How to Incorporate Legal Design into Your Practice

This column originally appeared in the Bar Association of San Franciscos blog, Legal by the Bay, on February 1, 2016 and in their February 2016 Bulletin.

As lawyers we use words to explain complex ideas and persuade others to agree with our position. Thoughtful attorneys spend a lot of time honing their writing skills and take pleasure in carefully selecting the words they use. But too often we fail to put the same effort into the design and presentation, which—like it or not—also matter. To make our words and our work more impactful, we can draw on some foundational principles from the design disciplines.

Who is your audience?

Before you start writing, take some time to think about your reader. The design-thinking process begins with developing empathy for your reader and gaining insights that will allow you to tailor your writing to the reader’s unique needs. For example, you might discover that your judge would appreciate an electronic courtesy copy of your brief, complete with hyperlinks to case law and deposition excerpts. Or you might learn that your client doesn’t actually understand your status updates because you use too much jargon and omit important background information.

How does the text look?

Typography should not be an afterthought. Font, point size, line length and line spacing all affect the legibility and readability of a document, which in turn affect the reader’s ability to comprehend and retain the message. In other words, good typography can bolster the persuasiveness of your writing. In the words of Matthew Butterick, “Did you make your business cards and letterhead at your local copy shop? No, you didn’t, because you didn’t want them to look shoddy and cheap. If you cared enough to avoid the copy shop, then you care enough to avoid Times New Roman.” Typography for Lawyers, p. 111. (And court rules give you more latitude than you might think!)

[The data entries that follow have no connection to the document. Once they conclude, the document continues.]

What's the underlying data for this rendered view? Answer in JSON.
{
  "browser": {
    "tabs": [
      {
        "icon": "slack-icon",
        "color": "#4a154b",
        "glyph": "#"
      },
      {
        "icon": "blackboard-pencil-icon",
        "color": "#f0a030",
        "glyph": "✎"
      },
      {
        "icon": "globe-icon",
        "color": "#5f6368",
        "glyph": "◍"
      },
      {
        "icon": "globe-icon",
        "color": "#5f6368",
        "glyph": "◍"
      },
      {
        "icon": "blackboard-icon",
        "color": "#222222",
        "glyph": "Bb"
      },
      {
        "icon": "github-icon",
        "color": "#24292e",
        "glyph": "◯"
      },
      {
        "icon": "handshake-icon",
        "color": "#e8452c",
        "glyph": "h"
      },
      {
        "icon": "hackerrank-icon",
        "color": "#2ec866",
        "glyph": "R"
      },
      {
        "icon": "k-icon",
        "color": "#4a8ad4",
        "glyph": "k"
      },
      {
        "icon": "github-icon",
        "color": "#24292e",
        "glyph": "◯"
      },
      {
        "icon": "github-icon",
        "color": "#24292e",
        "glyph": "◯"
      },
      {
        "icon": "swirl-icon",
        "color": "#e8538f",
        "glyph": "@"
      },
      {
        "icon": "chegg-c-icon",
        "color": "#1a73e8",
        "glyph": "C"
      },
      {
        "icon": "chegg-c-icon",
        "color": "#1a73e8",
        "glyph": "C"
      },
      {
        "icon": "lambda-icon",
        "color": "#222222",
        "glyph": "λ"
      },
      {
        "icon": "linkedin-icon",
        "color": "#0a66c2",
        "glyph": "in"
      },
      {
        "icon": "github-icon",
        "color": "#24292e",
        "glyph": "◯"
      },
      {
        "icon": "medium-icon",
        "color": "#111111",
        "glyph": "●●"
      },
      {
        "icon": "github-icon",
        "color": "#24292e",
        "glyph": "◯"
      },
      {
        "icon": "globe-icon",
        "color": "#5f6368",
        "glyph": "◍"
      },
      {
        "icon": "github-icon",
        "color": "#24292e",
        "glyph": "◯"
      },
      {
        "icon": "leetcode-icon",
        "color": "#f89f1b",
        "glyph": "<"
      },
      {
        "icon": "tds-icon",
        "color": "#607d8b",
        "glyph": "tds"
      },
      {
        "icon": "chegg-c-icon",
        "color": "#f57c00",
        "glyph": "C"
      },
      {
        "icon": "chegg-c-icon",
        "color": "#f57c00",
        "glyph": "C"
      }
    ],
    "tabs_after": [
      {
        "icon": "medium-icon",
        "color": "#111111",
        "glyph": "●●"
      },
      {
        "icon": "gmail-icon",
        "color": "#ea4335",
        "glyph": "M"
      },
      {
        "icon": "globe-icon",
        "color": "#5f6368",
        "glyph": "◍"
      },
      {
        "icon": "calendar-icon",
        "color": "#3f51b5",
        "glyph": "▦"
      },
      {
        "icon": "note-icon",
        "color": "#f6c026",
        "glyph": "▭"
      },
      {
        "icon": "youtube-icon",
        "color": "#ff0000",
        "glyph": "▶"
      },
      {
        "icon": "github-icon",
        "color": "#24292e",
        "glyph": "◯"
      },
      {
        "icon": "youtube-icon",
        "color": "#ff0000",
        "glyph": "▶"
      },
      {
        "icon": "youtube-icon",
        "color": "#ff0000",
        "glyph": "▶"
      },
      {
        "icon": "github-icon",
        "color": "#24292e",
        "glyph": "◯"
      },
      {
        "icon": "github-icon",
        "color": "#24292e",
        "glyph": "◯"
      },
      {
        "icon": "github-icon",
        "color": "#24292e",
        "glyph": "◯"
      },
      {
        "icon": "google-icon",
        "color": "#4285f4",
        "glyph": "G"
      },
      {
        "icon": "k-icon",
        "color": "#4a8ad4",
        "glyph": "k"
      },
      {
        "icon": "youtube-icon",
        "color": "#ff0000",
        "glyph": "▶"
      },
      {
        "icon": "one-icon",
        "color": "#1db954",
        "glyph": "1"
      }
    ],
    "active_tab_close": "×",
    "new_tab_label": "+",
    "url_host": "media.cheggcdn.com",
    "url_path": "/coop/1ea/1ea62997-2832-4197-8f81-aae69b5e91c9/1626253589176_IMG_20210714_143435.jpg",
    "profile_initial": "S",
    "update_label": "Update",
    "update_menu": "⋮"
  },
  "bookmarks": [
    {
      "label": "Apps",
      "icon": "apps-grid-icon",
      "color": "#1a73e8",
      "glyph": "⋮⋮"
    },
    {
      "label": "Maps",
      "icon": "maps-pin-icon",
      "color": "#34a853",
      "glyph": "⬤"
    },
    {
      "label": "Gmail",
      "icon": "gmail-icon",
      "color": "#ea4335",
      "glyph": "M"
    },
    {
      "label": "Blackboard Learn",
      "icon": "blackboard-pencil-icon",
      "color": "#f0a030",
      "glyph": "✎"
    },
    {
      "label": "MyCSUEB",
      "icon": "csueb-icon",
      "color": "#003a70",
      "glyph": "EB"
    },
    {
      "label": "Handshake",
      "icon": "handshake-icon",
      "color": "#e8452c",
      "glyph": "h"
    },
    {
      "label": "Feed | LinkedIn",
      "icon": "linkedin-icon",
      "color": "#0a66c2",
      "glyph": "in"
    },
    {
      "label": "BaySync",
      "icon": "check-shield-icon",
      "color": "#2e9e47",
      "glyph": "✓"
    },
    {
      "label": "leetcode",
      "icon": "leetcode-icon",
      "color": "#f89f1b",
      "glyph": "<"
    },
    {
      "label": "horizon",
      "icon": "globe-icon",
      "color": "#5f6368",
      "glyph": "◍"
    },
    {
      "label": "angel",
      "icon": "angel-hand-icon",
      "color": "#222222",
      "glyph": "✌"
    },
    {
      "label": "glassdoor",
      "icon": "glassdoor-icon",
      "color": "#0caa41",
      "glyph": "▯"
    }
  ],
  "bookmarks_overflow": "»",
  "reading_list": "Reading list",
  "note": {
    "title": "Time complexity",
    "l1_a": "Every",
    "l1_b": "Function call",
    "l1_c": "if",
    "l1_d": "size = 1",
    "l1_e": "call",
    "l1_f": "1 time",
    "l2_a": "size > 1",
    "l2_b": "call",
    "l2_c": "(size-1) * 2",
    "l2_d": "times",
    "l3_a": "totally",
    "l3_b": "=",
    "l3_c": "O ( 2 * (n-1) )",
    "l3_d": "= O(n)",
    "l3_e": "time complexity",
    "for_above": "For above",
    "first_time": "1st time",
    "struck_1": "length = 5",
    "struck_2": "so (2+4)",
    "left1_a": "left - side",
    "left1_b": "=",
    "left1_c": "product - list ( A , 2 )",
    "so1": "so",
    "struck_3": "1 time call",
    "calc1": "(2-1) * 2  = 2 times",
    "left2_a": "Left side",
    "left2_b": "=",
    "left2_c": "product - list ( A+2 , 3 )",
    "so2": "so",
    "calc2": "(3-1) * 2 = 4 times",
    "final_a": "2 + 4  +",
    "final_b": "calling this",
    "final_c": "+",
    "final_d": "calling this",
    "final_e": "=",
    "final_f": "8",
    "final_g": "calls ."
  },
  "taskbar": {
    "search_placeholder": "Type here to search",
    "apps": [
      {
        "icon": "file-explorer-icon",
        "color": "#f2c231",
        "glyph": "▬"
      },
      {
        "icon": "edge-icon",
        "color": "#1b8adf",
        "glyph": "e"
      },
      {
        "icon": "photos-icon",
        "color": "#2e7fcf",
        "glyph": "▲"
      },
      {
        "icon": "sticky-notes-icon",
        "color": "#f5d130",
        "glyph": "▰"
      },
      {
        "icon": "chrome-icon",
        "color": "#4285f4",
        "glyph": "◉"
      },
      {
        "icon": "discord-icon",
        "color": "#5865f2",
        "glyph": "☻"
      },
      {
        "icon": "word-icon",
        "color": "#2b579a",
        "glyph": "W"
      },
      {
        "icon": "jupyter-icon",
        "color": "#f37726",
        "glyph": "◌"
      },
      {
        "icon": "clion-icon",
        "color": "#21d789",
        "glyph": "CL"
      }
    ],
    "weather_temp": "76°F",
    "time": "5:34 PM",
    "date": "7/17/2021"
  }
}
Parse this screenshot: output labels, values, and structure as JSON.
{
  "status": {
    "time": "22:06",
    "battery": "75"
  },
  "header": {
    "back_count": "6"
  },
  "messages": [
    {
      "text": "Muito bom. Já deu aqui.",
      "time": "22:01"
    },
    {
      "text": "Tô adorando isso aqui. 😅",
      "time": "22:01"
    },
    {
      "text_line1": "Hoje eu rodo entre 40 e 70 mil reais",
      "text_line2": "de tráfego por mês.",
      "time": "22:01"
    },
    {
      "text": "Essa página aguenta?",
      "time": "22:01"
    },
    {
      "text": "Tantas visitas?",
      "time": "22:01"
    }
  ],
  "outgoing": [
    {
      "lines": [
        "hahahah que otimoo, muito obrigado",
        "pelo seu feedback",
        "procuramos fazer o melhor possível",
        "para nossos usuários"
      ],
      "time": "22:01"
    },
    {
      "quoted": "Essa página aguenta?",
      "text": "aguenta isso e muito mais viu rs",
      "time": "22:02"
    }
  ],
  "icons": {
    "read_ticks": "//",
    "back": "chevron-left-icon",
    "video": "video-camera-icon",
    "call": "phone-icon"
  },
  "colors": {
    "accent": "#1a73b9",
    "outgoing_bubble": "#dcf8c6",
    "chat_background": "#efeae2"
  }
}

Would a graphic be helpful?

Adding a graphic can have numerous benefits. For one thing, it is increasingly likely that your readers expect it, since we are becoming—in the words of Paul Martin Lester—a visually mediated society. Graphics can also help reinforce your message by involving more areas of the brain than text alone. (Although text is visual, reading it actually taxes the auditory cortex—thanks to our phonetic alphabet.) And because the brain processes visual images much more quickly than text, a graphic helps your reader immediately grasp your core message. For example, you could insert a visual timeline into your brief to illustrate a key fact or explain a complicated procedural history.